Timing of Treasury’s cash flows. Treasury cash flows are by far the most uncertain variable in our projections, because they are highly volatile on a day-to-day (and even monthly) basis. As shown in the figure below, the months that follow December are typically cash flow neutral or negative for the U.S. government. February in particular drains federal coffers more than any other month during the year because many tax refunds are distributed that month. This contrasts with the last debt limit episode in March, when Treasury benefited from a large cash influx in April as federal income tax returns came due.
Source: Daily Treasury Statements
Major Policy Changes Could Move “X Date”
As previously stated, BPC’s “X Date” range does not incorporate unforeseen major economic shifts or fiscal policy changes. Specifically, three policy areas currently under debate in Congress could affect BPC’s projections.
Increased Disaster Spending. Elevated federal spending on disaster relief can accelerate “X Date” timing. In 2017, the United States and its territories were struck by three major hurricanes and severe wildfires.
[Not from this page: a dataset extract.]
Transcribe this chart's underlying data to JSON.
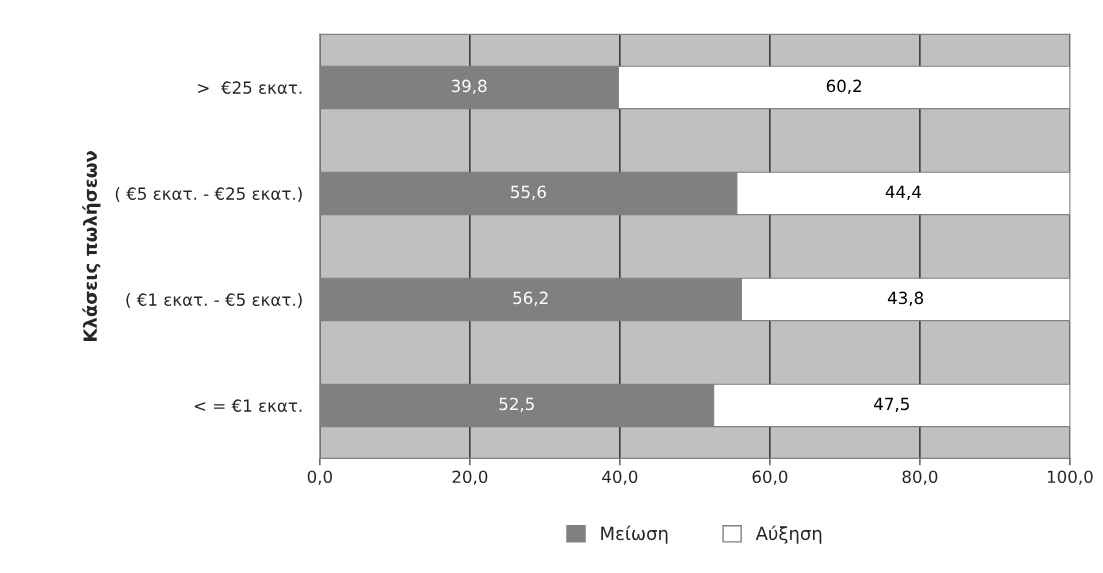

So far, Congress has appropriated tens of billions of dollars in supplemental disaster spending for the areas affected by these storms, but the funding to date has been described as only a “down payment.” Under any scenario, outlays from the federal government for emergency spending will continue to be elevated in the coming months, as the funds that have been allocated are spent. An additional disaster relief package, however, would increase those outlays further.
Fiscal Year 2018 Federal Appropriations. Policymakers are currently debating appropriations levels for FY 2018. If a deal is reached that increases defense and/or domestic discretionary spending significantly relative to prior years, this could move the “X Date” closer.
Tax Reform. The Joint Committee on Taxation’s cost scores, both traditional and dynamic, of the latest tax reform packages being debated in the House and Senate indicate that the bills would reduce revenues in Fiscal Year 2018 (which runs from Oct. 1, 2017 to Sept. 30, 2018). If a tax reform bill becomes law, it could affect BPC’s projections as individuals and corporations modify (primarily reduce) their tax withholdings, lowering federal revenues in the months following enactment. Financial analysts have also projected that tax reform could cause a one-time payment from the Treasury Department of approximately $10 billion to $20 billion to Fannie Mae and Freddie Mac.
Any one of these changes alone would likely be insufficient to warrant an adjustment to BPC’s “X Date” range, but a combination of them or an accompanying shift in economic circumstances could alter the landscape. BPC will continue to monitor these and other issues that could affect the debt limit “X Date” and publish updates as warranted.
Additional Debt Limit Resources
- Debt Limit 101
- Extraordinary Measures, Simplified
- Debt Limit Myths and Facts
- History of the Debt Limit
*UPDATE: This blog originally stated that the debt limit would return at “approximately $20.6 trillion.” That figure should have read “approximately $20.4 trillion.”
Also, this blog originally stated Treasury will have an additional $23 billion of cash-on-hand available on December 8. This figure has been corrected to roughly $50 billion. At this time, the adjustment is not significant enough to affect BPC’s “X Date” projection.